The budget for this film is very tame, even for 1980's standards. Maybe that's why towards the end of the movie when the drifter and Frank are infiltrating the aliens headquarters, the guards are using some kind of communication device to talk to each other. If you look closely, they are actually P.K.E. meters, the same one that Egon uses in Ghostbusters. But still, despite the budget being relatively small, it doesn't look cheap at all. Carpenter knows how to shoot a film whether it's a big budget film or low budget film. Costing $4 million to make it ultimately made $13 million at the box office. Technically not a lot for a sci-fi action flick, but 3 times it's budget, which makes it a hit.......technically, if your going by figures alone.
This film is by now 23 years old, and I for one am so glad they never tried to remake this one. It deserves to be left alone. It's remembered fondly by all of us geeks for all the reasons that the critics feel that it failed. I'm still waiting and hoping that one day we'll get this sucker on blu-ray with a feast of extra features. Wouldn't that be something?

This came out during a period in John Carpenters career that he is most remembered for. The Fog, Escape from New York, The Thing, Christine, Starman, Big Trouble in Little China, The Prince of Darkness and They Live all coming out back to back and permanently cementing his status as a true movie god in our hearts, mine especially. Four of these films are on my all-time favorites list. So I love John Carpenter films, even going back to Assault on Precinct 13, one of the most brutal and unflinching action flicks I've ever seen and a personal favorite. He has a specific style and a specific take on horror and action. It's safe to say that nobody makes a film like John Carpenter can. A lot of these movies listed here in his filmography unfortunately have not gotten much praise from the critics, except Starman, but we love them anyway because he makes movies his own way. During this time in the 80's, nobody was making them as consistently as him.

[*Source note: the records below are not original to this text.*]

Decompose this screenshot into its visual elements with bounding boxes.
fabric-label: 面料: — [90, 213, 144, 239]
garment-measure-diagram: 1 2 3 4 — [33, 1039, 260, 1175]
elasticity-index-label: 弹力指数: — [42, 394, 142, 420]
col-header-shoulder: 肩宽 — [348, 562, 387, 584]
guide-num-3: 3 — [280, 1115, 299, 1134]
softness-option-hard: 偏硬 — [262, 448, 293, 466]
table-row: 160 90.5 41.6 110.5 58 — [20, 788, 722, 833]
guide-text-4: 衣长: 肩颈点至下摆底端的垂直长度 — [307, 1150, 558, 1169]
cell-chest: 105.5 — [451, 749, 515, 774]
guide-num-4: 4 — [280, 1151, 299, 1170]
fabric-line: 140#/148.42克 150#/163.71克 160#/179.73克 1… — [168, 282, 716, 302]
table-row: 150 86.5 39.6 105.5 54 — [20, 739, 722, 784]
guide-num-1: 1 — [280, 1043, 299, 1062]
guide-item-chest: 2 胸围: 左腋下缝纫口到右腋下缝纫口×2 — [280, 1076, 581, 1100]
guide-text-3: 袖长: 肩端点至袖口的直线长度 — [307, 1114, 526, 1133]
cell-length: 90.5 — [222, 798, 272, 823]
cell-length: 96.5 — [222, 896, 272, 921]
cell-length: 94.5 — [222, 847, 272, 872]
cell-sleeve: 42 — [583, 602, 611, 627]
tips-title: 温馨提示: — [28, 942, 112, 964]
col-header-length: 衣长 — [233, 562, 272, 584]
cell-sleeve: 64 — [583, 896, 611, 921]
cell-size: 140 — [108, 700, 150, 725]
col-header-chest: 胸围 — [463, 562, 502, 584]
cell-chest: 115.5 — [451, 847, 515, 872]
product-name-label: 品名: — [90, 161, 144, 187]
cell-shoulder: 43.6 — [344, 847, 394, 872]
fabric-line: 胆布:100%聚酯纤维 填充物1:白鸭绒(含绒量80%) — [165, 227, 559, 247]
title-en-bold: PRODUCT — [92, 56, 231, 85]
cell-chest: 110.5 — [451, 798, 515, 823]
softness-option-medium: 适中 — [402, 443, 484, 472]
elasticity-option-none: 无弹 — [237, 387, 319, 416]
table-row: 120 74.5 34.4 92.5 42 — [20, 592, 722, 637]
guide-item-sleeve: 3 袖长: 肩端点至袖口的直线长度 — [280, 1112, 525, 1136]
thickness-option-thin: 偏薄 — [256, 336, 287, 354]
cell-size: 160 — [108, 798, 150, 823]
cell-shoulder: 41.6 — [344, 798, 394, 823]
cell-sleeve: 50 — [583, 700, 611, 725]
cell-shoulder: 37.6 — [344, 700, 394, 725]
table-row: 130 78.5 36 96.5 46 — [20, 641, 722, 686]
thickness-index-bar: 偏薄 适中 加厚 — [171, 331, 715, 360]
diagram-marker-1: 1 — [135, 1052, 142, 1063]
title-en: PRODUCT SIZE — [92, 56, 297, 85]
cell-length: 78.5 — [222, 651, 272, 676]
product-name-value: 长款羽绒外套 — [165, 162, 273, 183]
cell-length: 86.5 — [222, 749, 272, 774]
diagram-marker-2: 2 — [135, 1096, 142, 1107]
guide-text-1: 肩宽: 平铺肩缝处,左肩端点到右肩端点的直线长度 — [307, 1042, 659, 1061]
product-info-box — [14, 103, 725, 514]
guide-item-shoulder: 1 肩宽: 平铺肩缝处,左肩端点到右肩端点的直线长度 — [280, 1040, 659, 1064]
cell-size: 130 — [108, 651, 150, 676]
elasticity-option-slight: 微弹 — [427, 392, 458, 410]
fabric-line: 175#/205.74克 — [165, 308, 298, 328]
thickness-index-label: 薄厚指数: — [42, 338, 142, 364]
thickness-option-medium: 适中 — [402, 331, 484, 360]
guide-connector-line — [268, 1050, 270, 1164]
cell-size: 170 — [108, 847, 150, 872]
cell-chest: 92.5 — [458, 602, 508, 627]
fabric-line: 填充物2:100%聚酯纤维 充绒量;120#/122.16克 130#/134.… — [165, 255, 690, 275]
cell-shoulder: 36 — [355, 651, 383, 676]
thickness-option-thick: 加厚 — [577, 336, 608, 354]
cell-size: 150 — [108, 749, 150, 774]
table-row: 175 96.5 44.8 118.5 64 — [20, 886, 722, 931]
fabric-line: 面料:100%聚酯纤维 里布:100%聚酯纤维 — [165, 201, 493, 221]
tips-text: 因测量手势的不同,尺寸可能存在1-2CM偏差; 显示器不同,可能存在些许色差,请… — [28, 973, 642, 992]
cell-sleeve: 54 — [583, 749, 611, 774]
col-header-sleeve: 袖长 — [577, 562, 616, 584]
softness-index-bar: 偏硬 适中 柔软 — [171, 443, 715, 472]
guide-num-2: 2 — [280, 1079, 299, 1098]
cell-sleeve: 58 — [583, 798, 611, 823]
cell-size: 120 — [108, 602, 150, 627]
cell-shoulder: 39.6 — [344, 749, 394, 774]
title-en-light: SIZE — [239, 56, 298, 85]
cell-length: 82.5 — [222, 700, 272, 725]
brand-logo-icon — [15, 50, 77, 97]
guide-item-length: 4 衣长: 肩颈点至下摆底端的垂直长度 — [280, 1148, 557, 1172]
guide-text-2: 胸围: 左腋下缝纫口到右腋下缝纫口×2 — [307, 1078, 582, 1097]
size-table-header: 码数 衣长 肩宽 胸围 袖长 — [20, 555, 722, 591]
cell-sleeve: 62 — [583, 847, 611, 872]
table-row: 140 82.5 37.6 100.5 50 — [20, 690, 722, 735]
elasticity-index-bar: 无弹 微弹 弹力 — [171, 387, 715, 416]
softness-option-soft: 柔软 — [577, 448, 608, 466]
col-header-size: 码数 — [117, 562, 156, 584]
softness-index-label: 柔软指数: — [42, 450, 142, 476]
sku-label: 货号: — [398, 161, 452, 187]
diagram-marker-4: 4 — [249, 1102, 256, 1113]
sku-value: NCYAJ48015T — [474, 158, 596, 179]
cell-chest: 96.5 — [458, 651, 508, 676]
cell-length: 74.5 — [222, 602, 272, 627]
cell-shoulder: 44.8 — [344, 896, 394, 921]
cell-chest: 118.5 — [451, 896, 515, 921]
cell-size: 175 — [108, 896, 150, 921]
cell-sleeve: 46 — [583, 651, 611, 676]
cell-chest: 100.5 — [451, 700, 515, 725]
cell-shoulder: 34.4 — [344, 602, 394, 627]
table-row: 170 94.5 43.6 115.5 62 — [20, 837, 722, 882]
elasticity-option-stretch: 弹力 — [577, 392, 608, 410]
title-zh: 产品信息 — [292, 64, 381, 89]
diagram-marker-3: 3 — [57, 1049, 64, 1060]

He was a maverick in his prime and though he's fallen off the map because of unbelievable misfires like 1996's Escape from L.A. (a film that literally hurts to watch) and even 2001's Ghosts of Mars, he's been forgiven for his sins and has finally made his first big budget film in 10 years with The Ward which so far has gotten lots of praise.

Though overlooked from his filmography for many years, even decades, it's finally been considered an iconic piece of sci-fi filmmaking and one that deserves another viewing and a proper blu-ray release.